LOUIS COETZEE obtained his BEng (Civil), BEng (Hons) and MEng (cum laude) in Water Resources Engineering at the University of Pretoria, and is currently studying towards a PhD. He joined the academic setting of the University of Pretoria as a junior lecturer in 2011 after completing his undergraduate studies. He obtained his early orofessional experience working for Sinotech CC and is currently employed as an Engineer at SMEC South Africa (Pty) Ltd. He has presented various courses on flood determination, flood lines, drainage structures, stormwater modelling, pipelines, pump stations and drainage systems in conjunction with Prof SJ van Vuuren. He has a specia interest in numerical and physical modelling of hydraulic structures and water distribution networks.

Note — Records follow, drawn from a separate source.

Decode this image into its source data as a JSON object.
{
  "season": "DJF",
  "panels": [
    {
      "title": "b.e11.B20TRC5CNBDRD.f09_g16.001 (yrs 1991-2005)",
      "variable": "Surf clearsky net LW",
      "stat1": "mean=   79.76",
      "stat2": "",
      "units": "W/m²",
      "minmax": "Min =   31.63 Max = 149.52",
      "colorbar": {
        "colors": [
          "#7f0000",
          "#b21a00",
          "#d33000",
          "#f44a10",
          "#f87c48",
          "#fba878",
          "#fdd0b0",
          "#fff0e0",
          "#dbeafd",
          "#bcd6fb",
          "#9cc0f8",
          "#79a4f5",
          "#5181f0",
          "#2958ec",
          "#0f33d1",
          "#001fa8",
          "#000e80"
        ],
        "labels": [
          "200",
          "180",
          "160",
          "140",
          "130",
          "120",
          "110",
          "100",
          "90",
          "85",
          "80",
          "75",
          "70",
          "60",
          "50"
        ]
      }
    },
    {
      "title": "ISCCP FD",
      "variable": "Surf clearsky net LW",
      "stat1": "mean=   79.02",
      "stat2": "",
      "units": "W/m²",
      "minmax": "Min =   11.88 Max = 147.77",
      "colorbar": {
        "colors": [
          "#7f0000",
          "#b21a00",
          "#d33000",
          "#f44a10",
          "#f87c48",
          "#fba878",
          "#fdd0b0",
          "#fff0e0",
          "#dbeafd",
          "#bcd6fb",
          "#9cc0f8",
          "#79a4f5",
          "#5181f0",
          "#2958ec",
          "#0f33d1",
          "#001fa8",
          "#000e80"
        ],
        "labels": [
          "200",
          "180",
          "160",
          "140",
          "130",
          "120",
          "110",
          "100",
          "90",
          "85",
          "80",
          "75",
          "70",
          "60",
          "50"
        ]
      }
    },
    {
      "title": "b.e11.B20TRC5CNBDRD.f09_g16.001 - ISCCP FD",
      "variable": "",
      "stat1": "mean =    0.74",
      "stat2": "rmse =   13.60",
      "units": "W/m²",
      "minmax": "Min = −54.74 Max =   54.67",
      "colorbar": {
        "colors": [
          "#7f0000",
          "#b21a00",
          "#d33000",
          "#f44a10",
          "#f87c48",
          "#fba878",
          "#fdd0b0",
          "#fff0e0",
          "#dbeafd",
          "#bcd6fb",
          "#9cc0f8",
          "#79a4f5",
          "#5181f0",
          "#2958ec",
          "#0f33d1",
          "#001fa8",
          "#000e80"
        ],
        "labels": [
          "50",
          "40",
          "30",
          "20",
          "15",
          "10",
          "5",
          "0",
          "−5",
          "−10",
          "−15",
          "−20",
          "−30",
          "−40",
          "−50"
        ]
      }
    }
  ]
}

DR PAUL ROBERTS Pr Eng, a civil engineer, retired at the end of March 2003 from the then South African Department of Water Affairs and Forestry after a career of some 42 years in water resources management. Since retirement he has been active in consulting work in South Africa and Africa. He has also served as the SANCOLD South African National Committee on Large Dams) secretary since 2008.